67th Mayor of Saint John, New Brunswick
- In office October 7, 1969 – 1971
- Preceded by: H. Avard Loomer
- Succeeded by: Bob Lockhart

Personal details
- Born: James Eldon Calvin June 13, 1921 Fairville, New Brunswick
- Died: July 13, 1982 (aged 61) Saint John, New Brunswick
- Education: New England Institute of Anatomy and Embalming

= James E. Calvin =

Canadian-American politician (1921–1982)

James Eldon Calvin (June 13, 1921 – July 13, 1982) was a Canadian-American embalmer, funeral director, and politician who served as the mayor of Saint John, New Brunswick from 1969 to 1971. Prior to his tenure, he operated a funeral home in Massachusetts and later in New Brunswick.

== Life and career ==
James Eldon Calvin was born on June 13, 1921, in Fairville, New Brunswick, to parents Joseph Martin Calvin and Laura Belle Clayton. As a child, Calvin moved to Massachusetts where he was educated in the Malden area. He pursued higher education at the New England Institute of Anatomy and Embalming in Boston. After graduating in 1942, Calvin worked professionally as a registered embalmer and a licensed funeral director, operating a funeral home in Reading, Massachusetts for 17 years. During his time in Reading, Calvin also served on the board of public works.

In 1960, Calvin moved back to Saint John where he and his cousin, John E. Calvin, acquired the Ross Funeral Home in Lancaster. He was elected president of the Saint John Rotary Club in 1967.
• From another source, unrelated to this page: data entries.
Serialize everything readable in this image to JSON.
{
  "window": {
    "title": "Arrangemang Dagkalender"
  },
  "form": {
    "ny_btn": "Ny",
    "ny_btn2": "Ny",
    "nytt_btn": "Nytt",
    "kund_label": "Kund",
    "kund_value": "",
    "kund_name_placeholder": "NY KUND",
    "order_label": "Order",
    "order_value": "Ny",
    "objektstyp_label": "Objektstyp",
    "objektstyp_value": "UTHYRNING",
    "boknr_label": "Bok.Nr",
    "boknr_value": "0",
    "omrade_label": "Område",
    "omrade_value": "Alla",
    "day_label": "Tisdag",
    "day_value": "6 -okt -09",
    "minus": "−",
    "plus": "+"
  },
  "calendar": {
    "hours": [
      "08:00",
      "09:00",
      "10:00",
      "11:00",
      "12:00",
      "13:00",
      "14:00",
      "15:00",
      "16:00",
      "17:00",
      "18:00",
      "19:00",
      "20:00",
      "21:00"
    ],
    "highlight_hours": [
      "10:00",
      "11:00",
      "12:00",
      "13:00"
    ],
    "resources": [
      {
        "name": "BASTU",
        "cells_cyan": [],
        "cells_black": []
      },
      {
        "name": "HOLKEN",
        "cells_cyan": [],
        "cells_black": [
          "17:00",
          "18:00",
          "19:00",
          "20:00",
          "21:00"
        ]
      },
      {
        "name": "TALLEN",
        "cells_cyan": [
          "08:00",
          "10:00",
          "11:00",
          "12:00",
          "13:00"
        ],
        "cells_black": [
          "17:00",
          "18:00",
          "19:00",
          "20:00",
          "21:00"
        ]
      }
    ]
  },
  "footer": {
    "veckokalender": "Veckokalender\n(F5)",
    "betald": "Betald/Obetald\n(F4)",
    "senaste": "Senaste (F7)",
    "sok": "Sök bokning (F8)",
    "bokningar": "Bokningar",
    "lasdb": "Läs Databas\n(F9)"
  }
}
=== Mayor of Saint John ===
In 1969, a by-election for Saint John's mayoral position was called following H. Avard Loomer's death in office. Calvin, who had considered running in the last election but decided against it, chose to run for mayor on September 10, 1969. During his campaign, Calvin described the city as being in its most "crucial time", identifying housing as a major issue caused by the "fast pace of urban redevelopment and construction of the Saint John Harbour Bridge-Throughway Complex".

The by-election was held on October 6; Calvin won the race with 8,958 votes against six other candidates including Member of Legislative Assembly Donald D. Patterson. He was sworn in the following day on October 7.

== Personal life and death ==
Calvin was married to Elizabeth Farmer, with whom he had two children. He died on July 13, 1982, at the age of 61. (Note: Calvin's obituary incorrectly gives an age of 60 years. Based on his official date of birth, he would have been 61 years old.)